‘Awake, Sing Ye That Dwell in Dust’

‘Awake, Sing Ye That Dwell in Dust’
The Book of Isaiah 26: 19

When I chanced to see the mound
Desert steppe green in spring,
Wind blown and lightly flowered,

I saw no common hill,
But history: A sleeping song of what is
And not of what is not.

Its natural terracing too obvious,
A telltale sign of Man remains,
A rubbled ziggurat grown squat.

I knew the tower’s tel would tell her hidden tale,
A layered mystery worn smooth,
The wearing that was the work of wind dust,
Grains blown across the four cornered earth.

Angular stones rounded,
Rounded and blurred by time’s debris,
Whose sand breath burnished and blasted
And once buried,
Now quickens and unlocks,
Clarifies
To certain hearts her past.

Then there was the sun river’s way, too,
Of wearing:
Daily rising east and setting west,
His arched rhythmic swell and ebb,
An orange orb reborn each day,
Stirring the Heaven’s sea tide and surf,
Spraying silver unseeable solar winds
Upon the earth.

Wearing with the weight of stellar strain
And by star rain after sunset
By flakes of light falling
Wearing through millennia.

Wearing each today into past
To the sad unwinding melodic pain
Of camels’ padded feet
And wind tumbled bundles,
The earth’s yearly harvest of dead grass.

Though the mound hides its inner parts
Far from the star drizzle patter
And our sun’s fiercer squalls of cosmic matter,
Its cut stones, bricks, and artifacts
Cannot be buried too deep to deceive decay.

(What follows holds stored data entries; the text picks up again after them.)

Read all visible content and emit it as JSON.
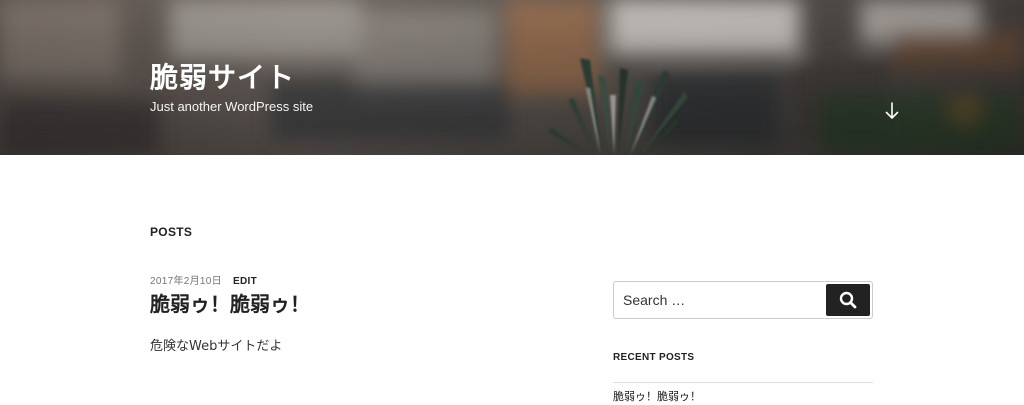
{
  "header": {
    "site_title": "脆弱サイト",
    "site_description": "Just another WordPress site",
    "scroll_icon": "arrow-down-icon"
  },
  "main": {
    "section_title": "POSTS",
    "post": {
      "date": "2017年2月10日",
      "edit_label": "EDIT",
      "title": "脆弱ゥ！脆弱ゥ！",
      "excerpt": "危険なWebサイトだよ"
    }
  },
  "sidebar": {
    "search": {
      "placeholder": "Search …",
      "button_icon": "search-icon"
    },
    "recent_posts": {
      "title": "RECENT POSTS",
      "items": [
        "脆弱ゥ！脆弱ゥ！"
      ]
    }
  },
  "colors": {
    "text": "#222222",
    "meta": "#767676",
    "search_button": "#222222",
    "header_text": "#ffffff"
  }
}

For Apollo’s chariot’s wheels and hooves
Will find them out
To rut and split their atoms.

They will be uncovered,
Exposed to a higher light,
That bridge between mind and eye,
God and his creation.

Excavated,
Not to be wind worn,
But wind quickened and revealed
As Spirit quickens spirit,
Imagination, and sight.

For what once wasted
Now remakes.

How canst Thou be silent
Who never sleeps?
Were the stones still
Or only sleeping?

Or like me,
Recently risen from the dead and singing?